A big-battery electric bike such as Zero claims upwards of 200,000 urban miles to 80% capacity for their (much larger) battery, which works out to around 1350 charge cycles. That’s effectively the lifetime of the bike.
Set against that, the RM1’s 20,000 miles doesn’t sound great; a new battery is around a grand. So 5000 miles a year, say, is £250’s worth of battery – and presumably Maeving’s claim of £60 a year running costs doesn’t include battery degradation. It’s still cheaper than petrol, but not by as much as it at first sounds.
A photo shoot is the worst possible way to assess battery range and with only a morning to ride the Maeving, it wasn’t possible to drain it. Extremely heavy-handed use reduced the twin-battery charge (as displayed on the clocks) from 99% to around 70% in 15 or so miles, so there’s no reason to expect Maeving’s claim of 40 miles per battery to be optimistic.
The RM1’s batteries come with a charger that runs off a 240v wall socket, and it takes just over four hours to go from 0 to 100%, just under three hours for 0 to 80%.
The Maeving only weighs 124kg in dual-battery spec, so it’s extremely light and easy to manage. If you can ride a pushbike, you can ride the RM1. Rear suspension is a pair of rudimentary shocks with preload adjustment and 80mm of travel. At the front live a pair of unadjustable telescopic forks – both the forks and shock are of Chinese origin.
The brakes are also Chinese with a single three-pot caliper and 240mm disc at the front and a one-pot rear disc. In classic twist-and-go format, the front brake is on the right lever, the rear on the left lever; but the rear is actually also linked to the front 60/40. There’s no provision for ABS. Wheels are 19in spoked front and rear, tyres are Dunlop K70s and the frame is tube steel.
The RM1’s chief handling characteristic is light and agile, stable, a doddle to hustle and perfectly adequate for skating around town on – but it’s not got exotic suspension performance or ride quality. My lardy frame uses up enough travel to crash it out over potholes. You get the feeling in sketchy conditions, like wet roads and over slippery changes in surface, the lack of suspension feel and absence of ABS could sap confidence pretty quickly. But in the dry the Maeving is solid and predictable, if a bit bumpy.
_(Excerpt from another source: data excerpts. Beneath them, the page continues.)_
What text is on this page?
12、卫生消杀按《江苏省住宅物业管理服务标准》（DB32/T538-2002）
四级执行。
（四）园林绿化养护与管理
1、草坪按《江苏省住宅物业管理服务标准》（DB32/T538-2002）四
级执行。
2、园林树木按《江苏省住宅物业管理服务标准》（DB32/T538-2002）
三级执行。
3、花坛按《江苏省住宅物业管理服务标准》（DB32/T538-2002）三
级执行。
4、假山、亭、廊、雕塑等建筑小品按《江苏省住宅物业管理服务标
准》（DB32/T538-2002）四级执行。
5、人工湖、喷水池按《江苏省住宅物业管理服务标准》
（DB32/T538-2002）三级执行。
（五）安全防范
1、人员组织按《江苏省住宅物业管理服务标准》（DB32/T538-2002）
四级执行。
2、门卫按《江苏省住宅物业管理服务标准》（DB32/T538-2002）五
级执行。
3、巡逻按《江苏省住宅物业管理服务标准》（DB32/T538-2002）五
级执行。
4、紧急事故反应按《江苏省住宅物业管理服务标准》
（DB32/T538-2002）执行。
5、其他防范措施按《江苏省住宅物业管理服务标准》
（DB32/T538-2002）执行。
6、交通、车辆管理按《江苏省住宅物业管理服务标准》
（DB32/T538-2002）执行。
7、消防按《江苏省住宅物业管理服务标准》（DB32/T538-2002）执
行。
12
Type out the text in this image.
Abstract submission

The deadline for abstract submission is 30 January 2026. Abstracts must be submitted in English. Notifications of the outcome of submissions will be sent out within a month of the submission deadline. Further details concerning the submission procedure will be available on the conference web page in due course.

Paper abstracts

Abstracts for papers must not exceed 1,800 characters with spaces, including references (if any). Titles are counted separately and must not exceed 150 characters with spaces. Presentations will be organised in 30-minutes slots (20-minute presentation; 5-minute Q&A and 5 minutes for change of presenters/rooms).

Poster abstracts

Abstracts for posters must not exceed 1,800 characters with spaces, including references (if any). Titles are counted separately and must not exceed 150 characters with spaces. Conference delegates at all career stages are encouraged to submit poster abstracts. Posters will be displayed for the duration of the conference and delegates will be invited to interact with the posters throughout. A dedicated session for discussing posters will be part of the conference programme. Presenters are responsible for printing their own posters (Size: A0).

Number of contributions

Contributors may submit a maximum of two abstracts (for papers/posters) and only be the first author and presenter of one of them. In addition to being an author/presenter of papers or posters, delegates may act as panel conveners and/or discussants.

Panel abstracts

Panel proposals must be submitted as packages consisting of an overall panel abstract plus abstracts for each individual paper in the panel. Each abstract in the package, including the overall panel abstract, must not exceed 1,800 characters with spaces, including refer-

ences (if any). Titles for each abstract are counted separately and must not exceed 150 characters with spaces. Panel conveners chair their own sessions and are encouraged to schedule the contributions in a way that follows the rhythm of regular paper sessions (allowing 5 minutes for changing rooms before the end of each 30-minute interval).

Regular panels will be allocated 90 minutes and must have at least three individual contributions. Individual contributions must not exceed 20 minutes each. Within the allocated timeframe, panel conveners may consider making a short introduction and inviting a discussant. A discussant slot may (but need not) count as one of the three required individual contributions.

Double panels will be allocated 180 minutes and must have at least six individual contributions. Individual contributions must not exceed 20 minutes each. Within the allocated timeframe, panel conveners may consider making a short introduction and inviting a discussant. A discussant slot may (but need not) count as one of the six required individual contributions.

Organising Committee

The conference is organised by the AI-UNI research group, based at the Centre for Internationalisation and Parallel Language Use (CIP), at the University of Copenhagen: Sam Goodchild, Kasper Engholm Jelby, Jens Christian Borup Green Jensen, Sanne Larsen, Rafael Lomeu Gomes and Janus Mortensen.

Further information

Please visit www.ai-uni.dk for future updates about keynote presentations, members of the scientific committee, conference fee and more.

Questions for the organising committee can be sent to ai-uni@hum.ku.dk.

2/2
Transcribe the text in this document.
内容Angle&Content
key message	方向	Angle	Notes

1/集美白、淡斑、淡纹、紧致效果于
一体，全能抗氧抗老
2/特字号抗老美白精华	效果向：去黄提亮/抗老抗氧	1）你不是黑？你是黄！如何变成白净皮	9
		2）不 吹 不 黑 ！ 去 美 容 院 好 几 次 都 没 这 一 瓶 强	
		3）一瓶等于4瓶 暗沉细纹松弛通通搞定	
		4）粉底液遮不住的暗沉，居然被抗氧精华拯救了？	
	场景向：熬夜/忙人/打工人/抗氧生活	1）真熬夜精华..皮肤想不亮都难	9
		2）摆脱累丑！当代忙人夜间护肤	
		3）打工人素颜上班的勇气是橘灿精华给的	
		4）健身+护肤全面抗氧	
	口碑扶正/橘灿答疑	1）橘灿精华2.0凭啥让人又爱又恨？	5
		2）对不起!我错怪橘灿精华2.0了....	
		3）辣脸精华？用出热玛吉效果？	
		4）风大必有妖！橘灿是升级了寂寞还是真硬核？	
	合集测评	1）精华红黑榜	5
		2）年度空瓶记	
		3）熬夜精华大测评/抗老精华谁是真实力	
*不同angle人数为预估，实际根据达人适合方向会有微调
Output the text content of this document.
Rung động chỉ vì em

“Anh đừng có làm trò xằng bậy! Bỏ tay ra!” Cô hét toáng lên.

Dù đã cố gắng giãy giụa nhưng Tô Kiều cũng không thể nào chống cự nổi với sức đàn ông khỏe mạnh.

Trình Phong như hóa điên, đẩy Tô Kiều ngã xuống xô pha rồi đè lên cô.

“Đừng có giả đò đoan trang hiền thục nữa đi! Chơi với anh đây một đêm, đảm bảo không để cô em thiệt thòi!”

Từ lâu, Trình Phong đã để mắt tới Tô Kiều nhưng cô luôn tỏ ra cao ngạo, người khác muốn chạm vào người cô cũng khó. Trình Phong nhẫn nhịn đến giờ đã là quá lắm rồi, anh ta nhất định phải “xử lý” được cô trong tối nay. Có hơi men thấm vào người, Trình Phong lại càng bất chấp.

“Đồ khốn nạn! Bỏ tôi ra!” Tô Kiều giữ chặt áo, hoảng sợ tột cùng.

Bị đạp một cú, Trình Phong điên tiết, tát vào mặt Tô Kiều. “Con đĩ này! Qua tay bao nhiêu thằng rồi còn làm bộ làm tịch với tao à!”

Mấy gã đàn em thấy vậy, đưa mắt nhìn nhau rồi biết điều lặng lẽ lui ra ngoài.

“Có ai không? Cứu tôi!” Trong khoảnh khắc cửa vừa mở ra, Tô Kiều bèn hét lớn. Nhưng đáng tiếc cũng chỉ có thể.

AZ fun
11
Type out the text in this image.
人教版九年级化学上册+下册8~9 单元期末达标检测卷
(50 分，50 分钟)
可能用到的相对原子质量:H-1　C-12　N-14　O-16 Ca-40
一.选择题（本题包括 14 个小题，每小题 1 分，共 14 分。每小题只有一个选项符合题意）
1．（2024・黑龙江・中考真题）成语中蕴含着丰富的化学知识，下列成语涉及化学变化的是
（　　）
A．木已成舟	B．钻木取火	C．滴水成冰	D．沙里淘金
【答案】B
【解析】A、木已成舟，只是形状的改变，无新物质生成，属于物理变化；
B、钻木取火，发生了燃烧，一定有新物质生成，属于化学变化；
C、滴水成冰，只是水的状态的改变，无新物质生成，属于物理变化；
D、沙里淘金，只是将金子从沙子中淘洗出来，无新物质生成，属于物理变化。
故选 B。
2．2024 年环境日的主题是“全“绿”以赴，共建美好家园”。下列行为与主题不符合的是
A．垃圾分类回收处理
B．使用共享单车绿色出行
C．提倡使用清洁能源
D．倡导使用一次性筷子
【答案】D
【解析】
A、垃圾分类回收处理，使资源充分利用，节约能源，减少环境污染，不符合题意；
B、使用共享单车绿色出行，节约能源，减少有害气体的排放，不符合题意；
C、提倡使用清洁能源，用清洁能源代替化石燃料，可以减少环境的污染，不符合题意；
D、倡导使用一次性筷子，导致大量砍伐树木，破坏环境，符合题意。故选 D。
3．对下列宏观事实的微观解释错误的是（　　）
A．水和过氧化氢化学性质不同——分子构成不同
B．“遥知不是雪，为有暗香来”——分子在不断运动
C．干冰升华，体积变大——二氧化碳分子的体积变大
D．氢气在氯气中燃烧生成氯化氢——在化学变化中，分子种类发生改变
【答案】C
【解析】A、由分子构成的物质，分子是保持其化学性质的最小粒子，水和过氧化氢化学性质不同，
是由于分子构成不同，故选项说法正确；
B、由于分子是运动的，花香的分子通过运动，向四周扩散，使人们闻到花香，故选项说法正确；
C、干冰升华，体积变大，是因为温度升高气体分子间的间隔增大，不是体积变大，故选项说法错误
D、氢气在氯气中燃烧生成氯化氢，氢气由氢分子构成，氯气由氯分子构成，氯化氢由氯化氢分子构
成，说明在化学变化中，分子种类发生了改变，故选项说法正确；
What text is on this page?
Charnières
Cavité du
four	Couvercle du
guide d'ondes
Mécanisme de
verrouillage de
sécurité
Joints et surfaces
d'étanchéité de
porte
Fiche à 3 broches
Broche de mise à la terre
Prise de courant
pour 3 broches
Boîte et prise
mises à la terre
This is the Maeving’s main point of difference with every other electric scooter out there – and on the surface it’s good-looking and well put together. There’s certainly nothing else as striking at this end of the electric bike game.
And nice touches abound – it’s the stuff designed by the company: battery holders, tank and storage compartment with painted-over logo, the way the batteries slot neatly into place, frame and paint finish, wrap-around huggers, extensive use of brushed aluminium, retro leather seat, knurled ally foot-pegs... all this feels quality and adds a veneer of sophistication you won’t find anywhere else.
The RM1 comes in seven colour options: Maeving Blue, Blackout, Silver, White (as we have here), Grey, Green and Sand.
The Maeving RM1 is the first truly retro-styled electric bike and, on basis of its looks, it’s a direct hit. It gets noticed – and you can’t help feeling, for better or worse, image is hugely important to the kind of customer Maeving hope to attract.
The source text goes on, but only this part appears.